Torie Rose DeGhett, a staff writer at Current Intelligence says, “The point is to share [news items] and lead people to it, not to claim it as your own… [But] my selection of sources is intended to make an argument, and to support certain things, not to present everything that’s out there or every side.”



  1. Avatar BL1Y says:

    I guess “curator” sounds more dignified than “aggregator.”

    • Sam Glover Sam G. says:

      They are very different concepts. An aggregator does not discriminate, while a curator does.

      • Avatar BL1Y says:

        Not every bit of news ends up on Drudge Report or HuffPo, or the ABA Journal, or Above the Law’s Morning Docket and Non-Sequiturs. That’s news aggregation with discrimination.

        Out in the brick and mortar world, curators have a responsibility to preserve the things in their collection, and the items in the collection are generally unique to the institution (thus the need to protect them). Neither of those features is mimicked by a news aggregating or filtering site.

  2. Avatar Wade Coye says:

    “You will need to do the hard work of sifting through the content within your topic area.” It definitely takes practice to find an interesting topic to blog about that falls within one or more of my common practice areas.

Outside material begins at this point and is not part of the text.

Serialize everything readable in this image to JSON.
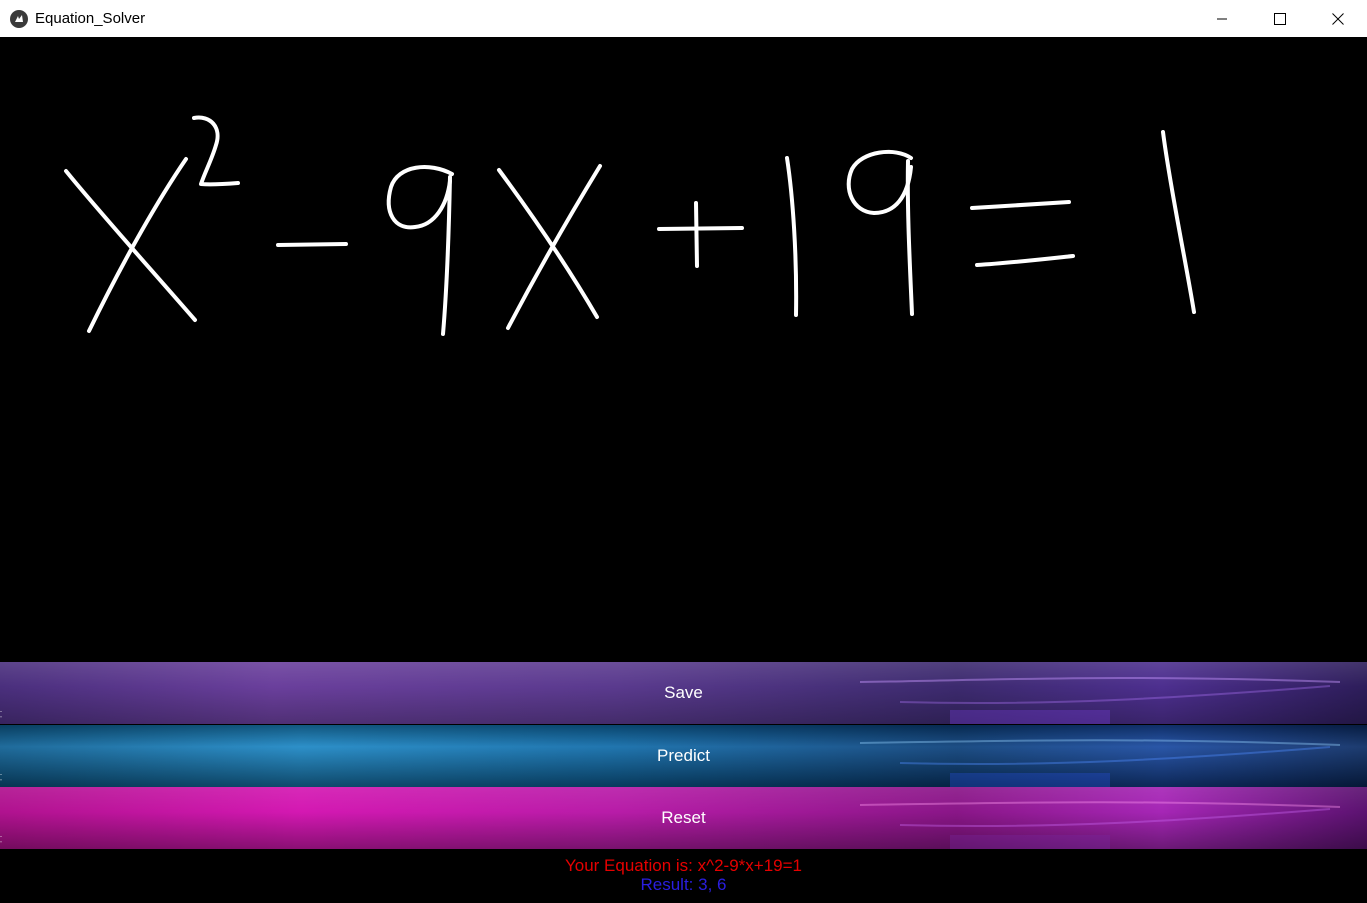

I can say alot about personal injuries, workers’ compensation, or disability, but would someone want to read it? Making the post relevant and interesting is the most difficult part.

  3. This is essentially what I have done on my research blog “Researching Women as Lawyers” ( I am entering law school in the fall and as a senior thesis project for undergrad, I reviewed over 80 scholarly journal articles on topics ranging from women’s disparity in law school, women’s inequality as lawyers, as judges, etc. Some of the articles I read are over 100 pages long and I condensed each article into just a few short, concise paragraphs so that readers interested in this topic can quickly learn about the available research in this area without having to devote many hours. If after reading my short summary, someone would want to read the entire article, I include a bibliographic citation at the end of every blog post so that they may access the full article. I also have a “source citations” page that allows readers to quickly see all of the articles I read. If there is one they would like to know more about, they can click on the author’s name and be directed to my summary on that article. I hope that by dedicating so much time on this topic and making my findings easily accessible that I will encourage continued interest on women in the legal profession.